Tag Archives: Barack Obama

"Beyond Iraq: A New U.S. Strategy for the Middle East"

Richard N. Haass and Martin Indyk have an essay in the latest edition of Foreign Affairs in which they recommend policies to the new US President’s administration. Here are some of its suggestions:

The improved situation in Iraq will allow the new administration to shift its focus to Iran, where the clock is ticking on a dangerous and destabilizing nuclear program. Obama should offer direct official engagement with the Iranian government, without preconditions, along with other incentives in an attempt to turn Tehran away from developing the capacity to rapidly produce substantial amounts of nuclear-weapons-grade fuel. At the same time, he should lay the groundwork for an international effort to impose harsher sanctions on Iran if it proves unwilling to change course.

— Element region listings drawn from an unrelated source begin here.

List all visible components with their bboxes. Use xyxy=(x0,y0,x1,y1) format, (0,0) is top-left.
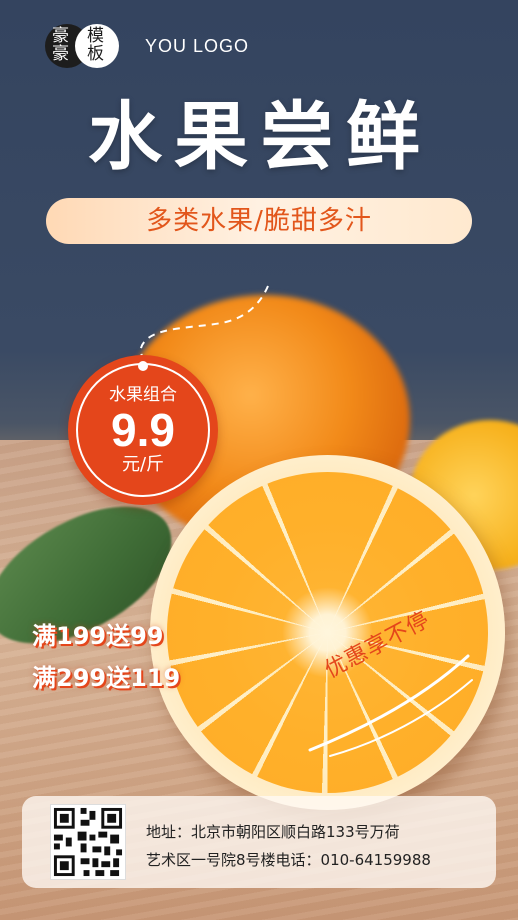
price-tag-inner: 水果组合 9.9 元/斤 xyxy=(76,363,210,497)
swash-line xyxy=(308,654,473,757)
promotion-1: 满199送99 xyxy=(32,622,164,650)
address-line-1: 地址：北京市朝阳区顺白路133号万荷 xyxy=(146,823,400,841)
price-unit: 元/斤 xyxy=(121,454,165,475)
promotion-2: 满299送119 xyxy=(32,664,181,692)
qr-code-icon xyxy=(50,804,126,880)
logo-badge: 豪 豪 模 板 xyxy=(45,24,119,68)
footer-card: 地址：北京市朝阳区顺白路133号万荷 艺术区一号院8号楼电话：010-64159… xyxy=(22,796,496,888)
logo-char: 模 xyxy=(87,26,104,46)
logo-char: 豪 xyxy=(52,26,69,46)
logo: 豪 豪 模 板 YOU LOGO xyxy=(45,24,249,68)
poster-subtitle: 多类水果/脆甜多汁 xyxy=(46,198,472,244)
logo-char: 板 xyxy=(87,44,104,64)
logo-char: 豪 xyxy=(52,44,69,64)
price-tag: 水果组合 9.9 元/斤 xyxy=(68,355,218,505)
logo-text: YOU LOGO xyxy=(145,35,250,56)
poster-title: 水果尝鲜 xyxy=(88,94,432,180)
price-value: 9.9 xyxy=(111,404,175,456)
address: 地址：北京市朝阳区顺白路133号万荷 艺术区一号院8号楼电话：010-64159… xyxy=(146,818,486,874)
address-line-2: 艺术区一号院8号楼电话：010-64159988 xyxy=(146,851,431,869)
poster: 豪 豪 模 板 YOU LOGO 水果尝鲜 多类水果/脆甜多汁 水果组合 9.9… xyxy=(0,0,518,920)
price-label: 水果组合 xyxy=(109,385,177,405)
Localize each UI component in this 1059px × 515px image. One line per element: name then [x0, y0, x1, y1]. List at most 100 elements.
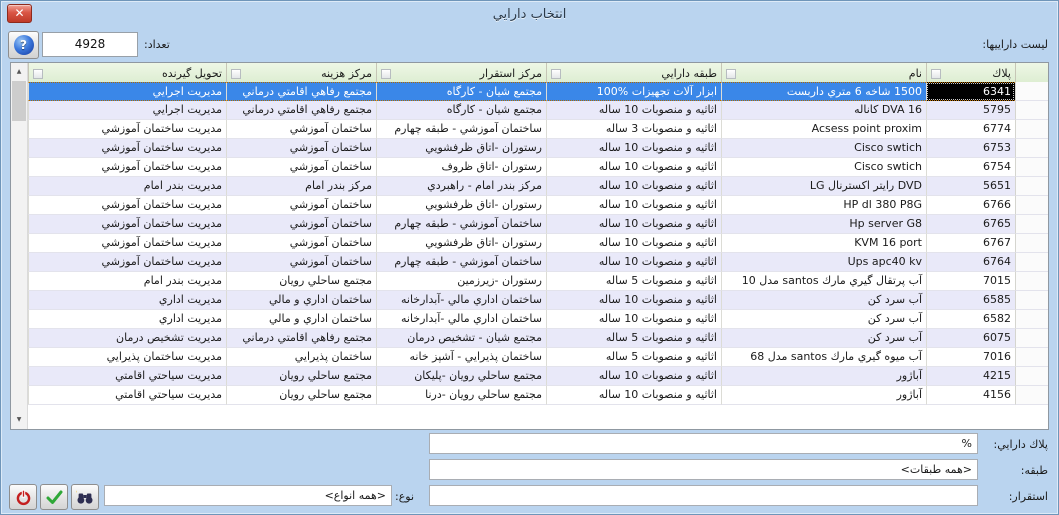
deployment-filter-input[interactable] — [429, 485, 978, 506]
cell-deploy[interactable]: مجتمع ساحلي رويان -درنا — [376, 386, 546, 405]
cell-receiver[interactable]: مديريت ساختمان آموزشي — [28, 139, 226, 158]
cell-name[interactable]: Hp server G8 — [721, 215, 926, 234]
cell-class[interactable]: اثاثيه و منصوبات 10 ساله — [546, 386, 721, 405]
cell-class[interactable]: ابزار آلات تجهيزات %100 — [546, 82, 721, 101]
cell-receiver[interactable]: مديريت اداري — [28, 310, 226, 329]
cell-cost[interactable]: ساختمان اداري و مالي — [226, 291, 376, 310]
row-indicator[interactable] — [1015, 234, 1048, 253]
cell-cost[interactable]: مجتمع رفاهي اقامتي درماني — [226, 82, 376, 101]
cell-plak[interactable]: 5651 — [926, 177, 1015, 196]
row-indicator[interactable] — [1015, 310, 1048, 329]
scrollbar-thumb[interactable] — [12, 81, 26, 121]
cell-cost[interactable]: مرکز بندر امام — [226, 177, 376, 196]
cell-cost[interactable]: ساختمان اداري و مالي — [226, 310, 376, 329]
cell-receiver[interactable]: مديريت ساختمان آموزشي — [28, 215, 226, 234]
cell-cost[interactable]: ساختمان آموزشي — [226, 253, 376, 272]
cell-name[interactable]: آباژور — [721, 386, 926, 405]
vertical-scrollbar[interactable]: ▲ ▼ — [11, 63, 28, 429]
row-indicator[interactable] — [1015, 348, 1048, 367]
cell-plak[interactable]: 6582 — [926, 310, 1015, 329]
cell-cost[interactable]: مجتمع ساحلي رويان — [226, 386, 376, 405]
cell-receiver[interactable]: مديريت سياحتي اقامتي — [28, 367, 226, 386]
cell-name[interactable]: KVM 16 port — [721, 234, 926, 253]
cell-class[interactable]: اثاثيه و منصوبات 10 ساله — [546, 158, 721, 177]
cell-plak[interactable]: 6766 — [926, 196, 1015, 215]
cell-name[interactable]: DVA 16 کاناله — [721, 101, 926, 120]
filter-checkbox-icon[interactable] — [726, 68, 736, 79]
cell-class[interactable]: اثاثيه و منصوبات 10 ساله — [546, 196, 721, 215]
cell-deploy[interactable]: مجتمع شيان - کارگاه — [376, 82, 546, 101]
row-indicator[interactable] — [1015, 139, 1048, 158]
filter-checkbox-icon[interactable] — [231, 68, 241, 79]
cell-cost[interactable]: ساختمان آموزشي — [226, 215, 376, 234]
row-indicator[interactable] — [1015, 82, 1048, 101]
type-filter-input[interactable] — [104, 485, 392, 506]
filter-checkbox-icon[interactable] — [551, 68, 561, 79]
help-button[interactable]: ? — [8, 31, 39, 59]
cell-class[interactable]: اثاثيه و منصوبات 10 ساله — [546, 177, 721, 196]
cell-receiver[interactable]: مديريت ساختمان آموزشي — [28, 234, 226, 253]
cell-deploy[interactable]: مجتمع شيان - تشخيص درمان — [376, 329, 546, 348]
row-indicator[interactable] — [1015, 367, 1048, 386]
cell-plak[interactable]: 7016 — [926, 348, 1015, 367]
row-indicator[interactable] — [1015, 291, 1048, 310]
cell-cost[interactable]: ساختمان آموزشي — [226, 158, 376, 177]
cell-deploy[interactable]: مجتمع شيان - کارگاه — [376, 101, 546, 120]
cell-deploy[interactable]: ساختمان اداري مالي -آبدارخانه — [376, 310, 546, 329]
scroll-up-icon[interactable]: ▲ — [11, 64, 27, 80]
cell-plak[interactable]: 7015 — [926, 272, 1015, 291]
row-indicator[interactable] — [1015, 158, 1048, 177]
cell-plak[interactable]: 6585 — [926, 291, 1015, 310]
cell-cost[interactable]: مجتمع ساحلي رويان — [226, 367, 376, 386]
cell-plak[interactable]: 6753 — [926, 139, 1015, 158]
cell-plak[interactable]: 6341 — [926, 82, 1015, 101]
cell-deploy[interactable]: مجتمع ساحلي رويان -پليکان — [376, 367, 546, 386]
row-indicator[interactable] — [1015, 329, 1048, 348]
cell-cost[interactable]: ساختمان آموزشي — [226, 196, 376, 215]
cell-deploy[interactable]: رستوران -اتاق ظرفشويي — [376, 139, 546, 158]
row-indicator[interactable] — [1015, 386, 1048, 405]
cell-receiver[interactable]: مديريت ساختمان آموزشي — [28, 120, 226, 139]
asset-plate-filter-input[interactable] — [429, 433, 978, 454]
row-indicator[interactable] — [1015, 120, 1048, 139]
cell-plak[interactable]: 6764 — [926, 253, 1015, 272]
cell-receiver[interactable]: مديريت بندر امام — [28, 177, 226, 196]
cell-class[interactable]: اثاثيه و منصوبات 5 ساله — [546, 348, 721, 367]
filter-checkbox-icon[interactable] — [381, 68, 391, 79]
cell-cost[interactable]: ساختمان پذيرايي — [226, 348, 376, 367]
cell-cost[interactable]: ساختمان آموزشي — [226, 234, 376, 253]
find-button[interactable]: ? — [71, 484, 99, 510]
row-indicator[interactable] — [1015, 215, 1048, 234]
row-indicator[interactable] — [1015, 177, 1048, 196]
cell-receiver[interactable]: مديريت اجرايي — [28, 82, 226, 101]
cell-name[interactable]: آب سرد کن — [721, 291, 926, 310]
cell-name[interactable]: آب سرد کن — [721, 329, 926, 348]
cell-deploy[interactable]: رستوران -اتاق ظروف — [376, 158, 546, 177]
ok-button[interactable] — [40, 484, 68, 510]
cell-class[interactable]: اثاثيه و منصوبات 5 ساله — [546, 329, 721, 348]
cell-class[interactable]: اثاثيه و منصوبات 10 ساله — [546, 215, 721, 234]
cell-receiver[interactable]: مديريت ساختمان آموزشي — [28, 158, 226, 177]
titlebar[interactable]: انتخاب دارايي ✕ — [1, 1, 1058, 29]
cell-name[interactable]: DVD رايتر اکسترنال LG — [721, 177, 926, 196]
cell-plak[interactable]: 5795 — [926, 101, 1015, 120]
cell-cost[interactable]: ساختمان آموزشي — [226, 139, 376, 158]
cell-name[interactable]: آب ميوه گيري مارك santos مدل 68 — [721, 348, 926, 367]
cell-deploy[interactable]: ساختمان آموزشي - طبقه چهارم — [376, 253, 546, 272]
cell-receiver[interactable]: مديريت بندر امام — [28, 272, 226, 291]
cell-name[interactable]: Ups apc40 kv — [721, 253, 926, 272]
row-indicator[interactable] — [1015, 196, 1048, 215]
cell-class[interactable]: اثاثيه و منصوبات 10 ساله — [546, 367, 721, 386]
cell-class[interactable]: اثاثيه و منصوبات 5 ساله — [546, 272, 721, 291]
cell-deploy[interactable]: مرکز بندر امام - راهبردي — [376, 177, 546, 196]
cell-cost[interactable]: مجتمع ساحلي رويان — [226, 272, 376, 291]
cell-name[interactable]: Cisco swtich — [721, 139, 926, 158]
cell-name[interactable]: آباژور — [721, 367, 926, 386]
cell-name[interactable]: HP dl 380 P8G — [721, 196, 926, 215]
cell-class[interactable]: اثاثيه و منصوبات 10 ساله — [546, 101, 721, 120]
cell-deploy[interactable]: رستوران -اتاق ظرفشويي — [376, 234, 546, 253]
cell-plak[interactable]: 6754 — [926, 158, 1015, 177]
cell-plak[interactable]: 6767 — [926, 234, 1015, 253]
cell-deploy[interactable]: رستوران -اتاق ظرفشويي — [376, 196, 546, 215]
cell-deploy[interactable]: رستوران -زيرزمين — [376, 272, 546, 291]
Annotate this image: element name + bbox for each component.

… Iran’s challenge has led other actors in the region to begin to work together and look to the United States for help. Egypt and Saudi Arabia have grown deeply disillusioned with U.S. leadership but would welcome an effective U.S. role. Even Syria, Iran’s ally, has launched peace negotiations with Israel partly to improve its relations with Washington and partly to avoid being stuck on the Shiite side of the emerging Sunni-Shiite divide. If the Obama administration could show that there are real payoffs for moderation, reconciliation, negotiation, and political and economic reform, it would recoup considerable U.S. influence throughout the region.

Obama will have to decide what to do about the conundrum posed by Hamas, which won the Palestinian elections in January 2006 and then took control of Gaza through a military putsch in June 2007. Hamas rejects both Israel’s right to exist and the agreements the Palestinians have already entered into with Israel. It also advocates and practices violence and terrorism (which it calls “resistance”) against Israel. Nonetheless, given Hamas’ control of Gaza and its support among at least one-third of Palestinians, a peace process that excludes it could well fail.

The way out of this dilemma is to make it clear that Hamas, and not the United States, is responsible for the Gazans’ fate.

I link to the essay, not because I agree with everything in it—parts of it strike me as over-optimistic—but because it is interesting and timely and it collects a useful list of problems facing the new “leader of the free world” in a region that is more important to World opinion than it is to humanity’s well-being. Indeed, I feel that the Middle East (especially Israel and the Palestinian Territories) generates discussion out of proportion with the number of human beings living there and the economic significance of their activities. Others go even further.